In dem betreffenden digitalen Übertragungssystem werden die Fernsehsignale
durch betreffende MPEG-Codierer 11.1, 11.2, 11.3, ...
11.N codiert. Die codierten Signale werden einem Multiplexer und Modulator
12 zur Übertragung über einen Übertragungskanal
3 zugeführt, der ein Satellit, ein terrestrisches oder Kabelnetzwerk
sein kann.
Der Sender umfasst auch einen Generator 15 für einen
elektronischen Programmführer (EPG), der dem übertragenen Signal EPG-Daten
zufügt. Elektronische Programmführer sind an sich in dem betreffenden
technischen Bereich bekannt. Sie enthalten für jeden übertragenen Fernsehkanal
ein Programmschema für eine bestimmte Zeitperiode.

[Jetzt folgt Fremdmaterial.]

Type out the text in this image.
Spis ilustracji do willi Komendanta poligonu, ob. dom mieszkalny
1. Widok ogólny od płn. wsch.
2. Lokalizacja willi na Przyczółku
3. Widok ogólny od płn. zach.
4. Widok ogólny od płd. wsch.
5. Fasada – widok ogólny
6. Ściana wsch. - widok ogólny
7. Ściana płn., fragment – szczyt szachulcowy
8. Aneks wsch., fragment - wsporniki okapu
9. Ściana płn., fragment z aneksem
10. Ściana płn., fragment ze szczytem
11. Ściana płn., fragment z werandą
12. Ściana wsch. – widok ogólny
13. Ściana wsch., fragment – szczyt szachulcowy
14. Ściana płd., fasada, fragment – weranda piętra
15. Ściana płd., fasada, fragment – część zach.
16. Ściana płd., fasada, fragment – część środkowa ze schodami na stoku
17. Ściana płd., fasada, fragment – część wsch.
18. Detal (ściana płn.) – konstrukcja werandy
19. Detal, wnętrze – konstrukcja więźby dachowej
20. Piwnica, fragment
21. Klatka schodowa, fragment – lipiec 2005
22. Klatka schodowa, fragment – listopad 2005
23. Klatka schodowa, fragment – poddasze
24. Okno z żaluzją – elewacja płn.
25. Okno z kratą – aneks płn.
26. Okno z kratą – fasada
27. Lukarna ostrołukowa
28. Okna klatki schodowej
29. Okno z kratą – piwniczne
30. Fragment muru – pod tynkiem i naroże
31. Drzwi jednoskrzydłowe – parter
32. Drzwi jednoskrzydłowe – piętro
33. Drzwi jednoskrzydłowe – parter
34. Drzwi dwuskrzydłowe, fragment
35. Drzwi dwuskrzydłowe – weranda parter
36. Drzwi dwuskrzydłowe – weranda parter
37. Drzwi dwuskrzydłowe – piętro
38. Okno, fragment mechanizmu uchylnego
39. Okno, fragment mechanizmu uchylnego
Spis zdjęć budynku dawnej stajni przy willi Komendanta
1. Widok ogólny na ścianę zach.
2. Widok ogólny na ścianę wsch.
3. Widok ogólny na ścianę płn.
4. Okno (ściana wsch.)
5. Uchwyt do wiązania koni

Für jedes Programm enthält der EPG auch eine Anzahl Deskriptoren,
wie geplante Sendedaten und -zeiten, Titel, Typen (beispielsweise Unterhaltung,
Nachrichten, Sport, Film, usw.), Bewertungen für Eltern, usw.
Gegebenenfalls enthält der Sender auch eine das Mosaiksignal
zusammensetzende Schaltungsanordnung 13, welche die Fernsehsignale der
Fernsehprogramme empfängt und ein Mosaiksignal MOS von beispielsweise 4·4
Subbildern erzeugt, wie in 2 dargestellt. Das Mosaiksignal
wird von einem MPEG Codierer 14 digital codiert und dem übertragenen
Signal zugefügt. In dieser Ausführungsform enthält der EPG auch Daten,
welche die Stelle jedes Subbildes in dem Mosaiksignal MOS mit der Programmnummer
n des assoziierten Fernsehprogramms TV-n koppelt. Ein derartiger Koppelmechanismus
ist in der oben genannten Internationalen Patentanmeldung WO-A-95/28794
beschrieben.
Der Empfänger 2 enthält einen Demodulator und Demultiplexer
21 zum Empfangen eines selektierten Programms der Fernsehprogramme. Ein
Programm wird dadurch selektiert, dass dem Demodulator und Demultiplexer die Programmnummer
n zugeführt wird. Das selektierte Fernsehprogramm wird einem MPEG Decoder
22 zugeführt, der den Audioanteil des Signals zur Wiedergabe durch
einen Lautsprecher 23, und den Videoanteil des Signals zur Wiedergabe an
einem Wiedergabeschirm 24 decodiert. Die eingebetteten EPG Daten bilden
ein weiteres Ausgangssignal des Demodulators und Demultiplexers 21.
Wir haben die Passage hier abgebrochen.